FANTASY ISLAND de Clinic
En égarant deux de ses membres, le groupe de Liverpool n’a rien perdu de son grain de folie.
Sept ans de réflexion ont été bénéfiques à Clinic qui, en 2019, revigoré, a fait son retour avec Wheeltappers and Shunters. La même année, le groupe de Liverpool, habitué à porter des masques avant que ça ne soit une nécessité, a conçu ce neuvième long format exubérant. Fantasy Island tire son titre d’une série télé américaine des années 1970-1980, soit L’Île fantastique en France. En visitant un endroit paumé dans le Pacifique, des gens peuvent voir se concrétiser leurs fantasmes. C’est, dans une certaine mesure, ce que réalise ici Clinic, qui revendique des disparates, influences du philosophe canadien Marshall McLuhan à Kid Creole & the Coconuts. Les éléments de langage promettent même un virage discofunk, ce qui se révèle audacieux – Clinic n’essaye pas d’imiter Jungle ni ne rivalise avec Chic.

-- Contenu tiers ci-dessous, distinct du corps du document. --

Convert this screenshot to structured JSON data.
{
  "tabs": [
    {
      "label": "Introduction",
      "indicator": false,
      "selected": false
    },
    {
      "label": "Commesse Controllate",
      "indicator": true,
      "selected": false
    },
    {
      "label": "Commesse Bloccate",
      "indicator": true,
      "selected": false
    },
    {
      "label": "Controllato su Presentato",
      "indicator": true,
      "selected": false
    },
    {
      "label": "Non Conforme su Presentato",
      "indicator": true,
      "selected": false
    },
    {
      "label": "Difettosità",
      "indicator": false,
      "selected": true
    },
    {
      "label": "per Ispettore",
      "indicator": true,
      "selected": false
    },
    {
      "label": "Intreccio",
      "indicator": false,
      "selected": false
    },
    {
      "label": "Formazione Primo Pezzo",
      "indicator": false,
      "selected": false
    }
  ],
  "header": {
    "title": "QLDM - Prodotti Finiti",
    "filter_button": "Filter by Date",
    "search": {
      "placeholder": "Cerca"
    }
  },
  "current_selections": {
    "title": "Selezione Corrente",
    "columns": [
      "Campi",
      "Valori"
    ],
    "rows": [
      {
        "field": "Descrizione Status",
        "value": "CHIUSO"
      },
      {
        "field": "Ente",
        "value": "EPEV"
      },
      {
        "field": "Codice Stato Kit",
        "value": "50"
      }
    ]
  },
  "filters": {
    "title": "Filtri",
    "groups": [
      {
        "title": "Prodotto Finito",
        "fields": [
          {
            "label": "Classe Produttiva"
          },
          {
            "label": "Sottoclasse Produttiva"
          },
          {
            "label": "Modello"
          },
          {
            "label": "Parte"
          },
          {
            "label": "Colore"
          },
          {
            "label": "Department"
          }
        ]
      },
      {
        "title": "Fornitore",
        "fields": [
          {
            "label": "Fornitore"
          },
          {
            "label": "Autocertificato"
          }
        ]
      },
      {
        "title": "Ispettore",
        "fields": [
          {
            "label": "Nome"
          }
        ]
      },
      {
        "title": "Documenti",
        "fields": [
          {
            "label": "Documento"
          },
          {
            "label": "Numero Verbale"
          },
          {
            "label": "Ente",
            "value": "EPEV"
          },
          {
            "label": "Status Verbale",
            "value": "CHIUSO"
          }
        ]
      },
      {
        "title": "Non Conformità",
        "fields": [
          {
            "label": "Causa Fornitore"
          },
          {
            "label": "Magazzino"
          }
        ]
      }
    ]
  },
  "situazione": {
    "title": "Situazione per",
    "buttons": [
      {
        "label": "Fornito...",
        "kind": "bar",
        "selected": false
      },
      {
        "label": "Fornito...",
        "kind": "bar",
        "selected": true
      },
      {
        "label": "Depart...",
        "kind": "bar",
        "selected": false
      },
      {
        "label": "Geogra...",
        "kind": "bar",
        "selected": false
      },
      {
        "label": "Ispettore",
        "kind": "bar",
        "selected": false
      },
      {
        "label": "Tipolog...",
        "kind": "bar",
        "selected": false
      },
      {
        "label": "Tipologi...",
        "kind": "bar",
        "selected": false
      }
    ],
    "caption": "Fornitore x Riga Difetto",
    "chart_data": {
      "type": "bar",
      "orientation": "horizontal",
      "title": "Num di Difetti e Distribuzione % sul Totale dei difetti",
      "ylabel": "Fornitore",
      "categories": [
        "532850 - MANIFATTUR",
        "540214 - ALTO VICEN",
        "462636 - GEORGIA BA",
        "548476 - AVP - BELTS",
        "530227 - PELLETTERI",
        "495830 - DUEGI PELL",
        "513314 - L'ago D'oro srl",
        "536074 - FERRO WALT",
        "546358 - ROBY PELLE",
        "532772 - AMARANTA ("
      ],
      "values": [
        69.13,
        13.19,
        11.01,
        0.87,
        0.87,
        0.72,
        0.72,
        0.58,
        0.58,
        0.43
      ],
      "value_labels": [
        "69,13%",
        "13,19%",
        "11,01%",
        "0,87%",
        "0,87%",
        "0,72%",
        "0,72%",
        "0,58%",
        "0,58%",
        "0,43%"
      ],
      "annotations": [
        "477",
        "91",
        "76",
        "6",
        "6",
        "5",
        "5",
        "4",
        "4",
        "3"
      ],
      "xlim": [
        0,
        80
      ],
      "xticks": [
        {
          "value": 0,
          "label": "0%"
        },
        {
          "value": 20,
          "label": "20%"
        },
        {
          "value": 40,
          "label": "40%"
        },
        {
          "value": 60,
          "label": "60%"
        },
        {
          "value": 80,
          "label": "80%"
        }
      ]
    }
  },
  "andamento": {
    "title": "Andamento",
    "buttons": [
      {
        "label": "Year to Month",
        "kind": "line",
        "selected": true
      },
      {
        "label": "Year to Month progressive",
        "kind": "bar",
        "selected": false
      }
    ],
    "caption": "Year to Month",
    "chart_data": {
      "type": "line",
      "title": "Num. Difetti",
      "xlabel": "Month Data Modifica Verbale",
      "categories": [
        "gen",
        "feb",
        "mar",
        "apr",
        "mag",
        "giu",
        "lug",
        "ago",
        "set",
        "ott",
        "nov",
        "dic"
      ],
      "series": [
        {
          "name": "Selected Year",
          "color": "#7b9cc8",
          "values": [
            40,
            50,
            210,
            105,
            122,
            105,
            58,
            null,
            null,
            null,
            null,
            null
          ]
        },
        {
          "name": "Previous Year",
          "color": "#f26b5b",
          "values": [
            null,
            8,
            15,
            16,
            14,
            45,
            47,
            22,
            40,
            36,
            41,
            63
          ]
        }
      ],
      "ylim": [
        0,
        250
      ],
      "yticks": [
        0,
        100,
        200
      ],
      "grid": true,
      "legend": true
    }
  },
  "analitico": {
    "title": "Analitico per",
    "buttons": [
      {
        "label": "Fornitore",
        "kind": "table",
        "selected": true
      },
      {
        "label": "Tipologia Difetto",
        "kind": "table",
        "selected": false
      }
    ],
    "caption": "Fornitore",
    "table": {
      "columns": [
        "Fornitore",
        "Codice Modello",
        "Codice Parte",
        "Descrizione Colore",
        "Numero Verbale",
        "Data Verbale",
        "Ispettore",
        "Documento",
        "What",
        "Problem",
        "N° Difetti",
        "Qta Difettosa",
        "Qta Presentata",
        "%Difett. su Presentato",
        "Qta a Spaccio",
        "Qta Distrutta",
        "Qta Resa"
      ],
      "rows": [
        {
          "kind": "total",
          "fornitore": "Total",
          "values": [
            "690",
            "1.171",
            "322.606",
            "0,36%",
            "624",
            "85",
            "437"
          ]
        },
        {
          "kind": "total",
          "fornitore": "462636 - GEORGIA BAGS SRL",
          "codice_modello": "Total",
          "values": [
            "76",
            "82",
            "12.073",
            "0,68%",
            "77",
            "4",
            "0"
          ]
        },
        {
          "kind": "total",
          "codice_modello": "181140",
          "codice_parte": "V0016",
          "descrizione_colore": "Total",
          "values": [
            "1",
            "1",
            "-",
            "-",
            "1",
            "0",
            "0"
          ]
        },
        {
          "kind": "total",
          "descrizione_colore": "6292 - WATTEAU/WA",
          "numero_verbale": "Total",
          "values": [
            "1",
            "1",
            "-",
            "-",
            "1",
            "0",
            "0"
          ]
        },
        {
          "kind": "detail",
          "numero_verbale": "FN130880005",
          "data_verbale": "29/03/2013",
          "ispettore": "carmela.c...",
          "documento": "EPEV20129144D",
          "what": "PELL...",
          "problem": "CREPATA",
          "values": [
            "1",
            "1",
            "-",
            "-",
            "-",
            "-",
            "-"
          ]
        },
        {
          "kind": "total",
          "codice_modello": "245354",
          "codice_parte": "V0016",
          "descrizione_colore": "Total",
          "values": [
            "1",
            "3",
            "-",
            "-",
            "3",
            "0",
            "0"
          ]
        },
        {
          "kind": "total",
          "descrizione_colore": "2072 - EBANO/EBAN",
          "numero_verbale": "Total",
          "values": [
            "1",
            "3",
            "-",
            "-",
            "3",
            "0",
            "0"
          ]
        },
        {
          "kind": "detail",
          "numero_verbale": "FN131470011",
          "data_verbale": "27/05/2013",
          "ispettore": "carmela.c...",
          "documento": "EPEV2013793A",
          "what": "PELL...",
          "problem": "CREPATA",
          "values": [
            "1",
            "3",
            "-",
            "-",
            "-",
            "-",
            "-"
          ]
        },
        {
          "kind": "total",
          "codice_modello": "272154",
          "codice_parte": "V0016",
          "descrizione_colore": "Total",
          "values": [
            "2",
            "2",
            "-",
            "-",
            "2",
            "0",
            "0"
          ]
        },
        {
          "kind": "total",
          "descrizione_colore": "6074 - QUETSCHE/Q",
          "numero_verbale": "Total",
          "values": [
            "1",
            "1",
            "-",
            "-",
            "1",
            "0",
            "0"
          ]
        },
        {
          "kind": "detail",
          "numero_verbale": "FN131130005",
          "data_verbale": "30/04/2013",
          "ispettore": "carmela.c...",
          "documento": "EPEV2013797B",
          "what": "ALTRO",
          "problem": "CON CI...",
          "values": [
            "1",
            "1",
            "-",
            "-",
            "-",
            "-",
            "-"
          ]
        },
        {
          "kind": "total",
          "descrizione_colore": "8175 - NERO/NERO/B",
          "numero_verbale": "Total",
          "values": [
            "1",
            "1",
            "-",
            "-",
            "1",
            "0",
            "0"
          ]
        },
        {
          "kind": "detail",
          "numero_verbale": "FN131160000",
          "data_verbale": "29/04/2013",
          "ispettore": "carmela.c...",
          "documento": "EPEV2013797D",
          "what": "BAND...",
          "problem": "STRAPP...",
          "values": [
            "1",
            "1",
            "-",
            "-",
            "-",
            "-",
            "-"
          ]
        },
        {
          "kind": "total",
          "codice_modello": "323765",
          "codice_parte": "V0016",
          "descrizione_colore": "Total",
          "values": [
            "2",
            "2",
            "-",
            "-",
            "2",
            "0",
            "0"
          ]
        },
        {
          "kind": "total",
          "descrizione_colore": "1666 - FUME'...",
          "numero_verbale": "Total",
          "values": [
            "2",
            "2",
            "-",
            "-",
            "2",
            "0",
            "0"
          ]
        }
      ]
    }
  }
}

Néanmoins, le duo désormais constitué d’Ade Blackburn et Jonathan Hartley – Brian Campbell et Carl Turney ayant disparu dans la nature – dévoile des envies de métissage ensoleillé comme sur On the Other Side…, downtempo beau comme du Angelo Badalamenti période Twin Peaks, ou une cover peu attendue de I Can’t Stand the Rain, tube soul d’Ann Peebles.
Si, au départ, elle sonne fidèle à l’original, cette excellente reprise bouscule la trame originelle pour la confronter à un Cabaret Voltaire qui mêlerait au rhythm’n’blues de la dissonance des éléments bruitistes.
L’inspiration et les ambitions de Clinic n’ont jamais pu entrer facilement dans des cases et Fantasy Island, traversé par des vents contraires et opérant, en direct, des décalages sonores, ne déroge pas à la règle. À l’image du morceau éponyme, garage rock sarcastique, rien ici ne tourne (en) rond. Les cinq minutes de Refractions (in the Rain), avec son riff de guitare sinueux, ses motifs synthétiques club et son chant schizophrène, constituent le sommet délirant de cet album dérangé.
Fantasy Island (Domino/ Sony Music). Sortie le 22 octobre.